It’s frustrating no matter what side of the book you’re on. It’s old, it’s in great condition, it’s something people may want to buy—say, a nice hardcover of Perry Mason in The Case of the Singing Skirt. The book owner is excited, the book buyer is interested…but then the potential buyer glances at the title page and says “Sorry.”
What has turned the buyer away from making an offer? The name Walter J. Black.
As nice as the book is, and as carefully as your Uncle Jethro preserved the jacket, it is not the first edition, but a cheaper, somewhat smaller copy. Walter J. Black ran a reprint house, and his Perry Mason books will never be worth what the editions published by the original could be. (Unless somebody got it signed by Erle Stanbley Gardner, the author, or Raymond Burr, the main character. Yes, other actors played the lawyer on television, but they hardly count.)
A reprint house publishes books with which other publishers took the original risks. If a book was published by Triangle, A.L.Burt, Grosset and Dunlap, Bonanza, or, among children’s books, Scholastic or Weekly Reader, it is more likely than not a knock off, though a perfectly legal one. (The great book pirates are largely from an earlier age, and a lot of them hung around Chicago: Conkey, Donohue, Henneberry, Donohue AND Henneberry, and so forth. In the twentieth century, the pirated knock-offs tended to come from Asia, especially Taiwan.) These reprints, in their classic period, were easy to tell from the originals if you held the two side-by-side. Brand X was shorter and thinner, with cheap paper that tended to go brown sooner than the paper in the original. (The ones from Taiwan might be printed on paper that was nearly as thin as what we call Bible paper.) They were good enough for reading, and still are. It’s just that the resale value is correspondingly lower.

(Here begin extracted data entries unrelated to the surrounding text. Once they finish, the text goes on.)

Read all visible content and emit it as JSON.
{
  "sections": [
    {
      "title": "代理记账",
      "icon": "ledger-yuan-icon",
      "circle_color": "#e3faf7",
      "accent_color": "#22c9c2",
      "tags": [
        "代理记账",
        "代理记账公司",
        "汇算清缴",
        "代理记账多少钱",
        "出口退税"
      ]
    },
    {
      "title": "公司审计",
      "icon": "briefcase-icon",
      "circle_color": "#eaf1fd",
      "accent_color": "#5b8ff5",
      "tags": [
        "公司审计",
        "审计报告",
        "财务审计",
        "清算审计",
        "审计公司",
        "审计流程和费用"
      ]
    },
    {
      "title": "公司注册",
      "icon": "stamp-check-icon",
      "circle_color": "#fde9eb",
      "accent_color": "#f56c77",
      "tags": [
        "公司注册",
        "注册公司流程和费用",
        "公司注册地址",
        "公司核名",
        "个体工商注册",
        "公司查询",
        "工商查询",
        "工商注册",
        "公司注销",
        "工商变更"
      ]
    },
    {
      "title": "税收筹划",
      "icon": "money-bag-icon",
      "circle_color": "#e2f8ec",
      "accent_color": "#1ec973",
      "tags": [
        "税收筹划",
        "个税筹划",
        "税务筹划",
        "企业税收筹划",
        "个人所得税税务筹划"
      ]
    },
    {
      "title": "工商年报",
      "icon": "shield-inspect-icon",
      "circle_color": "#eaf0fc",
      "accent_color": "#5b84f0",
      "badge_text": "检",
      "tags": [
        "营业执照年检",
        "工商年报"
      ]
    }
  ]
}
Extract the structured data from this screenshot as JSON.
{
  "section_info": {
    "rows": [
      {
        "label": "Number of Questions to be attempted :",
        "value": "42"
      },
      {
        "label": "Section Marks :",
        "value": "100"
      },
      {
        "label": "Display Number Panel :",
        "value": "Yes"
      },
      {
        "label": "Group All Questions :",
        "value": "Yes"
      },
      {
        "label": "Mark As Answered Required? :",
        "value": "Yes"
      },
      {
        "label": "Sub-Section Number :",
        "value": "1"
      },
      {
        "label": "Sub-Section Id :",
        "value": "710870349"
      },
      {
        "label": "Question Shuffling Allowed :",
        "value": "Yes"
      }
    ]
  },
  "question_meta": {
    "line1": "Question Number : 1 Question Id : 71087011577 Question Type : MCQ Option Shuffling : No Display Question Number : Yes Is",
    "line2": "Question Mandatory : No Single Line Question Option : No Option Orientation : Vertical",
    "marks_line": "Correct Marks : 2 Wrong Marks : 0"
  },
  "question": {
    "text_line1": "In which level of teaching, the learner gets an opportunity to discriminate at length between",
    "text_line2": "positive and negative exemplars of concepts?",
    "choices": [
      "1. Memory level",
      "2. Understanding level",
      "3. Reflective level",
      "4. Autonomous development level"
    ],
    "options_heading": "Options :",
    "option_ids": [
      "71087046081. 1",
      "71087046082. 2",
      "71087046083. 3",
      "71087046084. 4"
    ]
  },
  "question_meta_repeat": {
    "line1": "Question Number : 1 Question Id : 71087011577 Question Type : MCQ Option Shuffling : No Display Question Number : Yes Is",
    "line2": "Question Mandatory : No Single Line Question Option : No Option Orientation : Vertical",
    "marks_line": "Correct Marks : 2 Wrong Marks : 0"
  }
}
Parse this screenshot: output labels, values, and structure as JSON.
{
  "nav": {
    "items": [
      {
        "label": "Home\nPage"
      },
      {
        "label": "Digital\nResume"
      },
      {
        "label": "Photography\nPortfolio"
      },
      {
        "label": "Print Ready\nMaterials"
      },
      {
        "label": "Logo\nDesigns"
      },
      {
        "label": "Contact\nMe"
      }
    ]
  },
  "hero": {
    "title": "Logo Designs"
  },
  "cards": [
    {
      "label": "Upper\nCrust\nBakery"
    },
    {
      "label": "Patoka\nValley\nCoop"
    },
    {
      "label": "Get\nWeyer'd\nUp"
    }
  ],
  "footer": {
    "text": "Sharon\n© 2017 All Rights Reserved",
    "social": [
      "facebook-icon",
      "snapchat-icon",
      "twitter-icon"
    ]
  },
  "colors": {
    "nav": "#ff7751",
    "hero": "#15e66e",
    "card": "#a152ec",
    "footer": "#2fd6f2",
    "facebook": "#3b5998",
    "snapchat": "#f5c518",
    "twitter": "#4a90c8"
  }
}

HOWEVER, this does not mean you must immediately throw away all those A.L.Burts or Grosset and Dunlaps your grandmother left you in the will. If I teach you nothing about the buying and selling of books (and sometimes I think that’s where we’re headed, cashew casserole) I hope to teach you the First Rule of Collectibles, which is “It All Depends.”
Maybe you already know this, but that reprint house for children, Scholastic, was the only company willing to take a chance on Harry Potter books in the United States. So your American first edition Harry Potters will say Scholastic. Grosset and Dunlap, similarly, is the first edition publisher of most of the Nancy Drew mysteries. Triangle and Grosset and Dunlap produced a lot of movie tie-ins, which have their collectors, and A.L.Burt published some wildly desirable P.G.Wodehouse titles.
And, as hinted above, this does not take autographs into consideration. An author’s autograph is better on the original publisher, but if someone appeared in the movie of the book, the photoplay reprint is a great option. The price will jump if the autograph is on the book with their picture on the cover, as seen in the movie. This Triangle edition of This Gun For Hire, signed by Alan Ladd, who made such a splash in the picture, runs to three thousand dollars according to the seller who has it listed online. (I did have a copy signed by Roger Ebert: got me nowhere. Of course, THAT was a paperback.)
Oh, and by the way, a lot of those reprints copied the text of the original exactly, so they may even include the words “First Edition” on the copyright page. As far as I know, there was never any law against this and, after all, it IS the first edition of the reprint. (Careful booksellers refer to this as “First Thus”.) So….
Let’s just all repeat the lesson together: It All Depemds.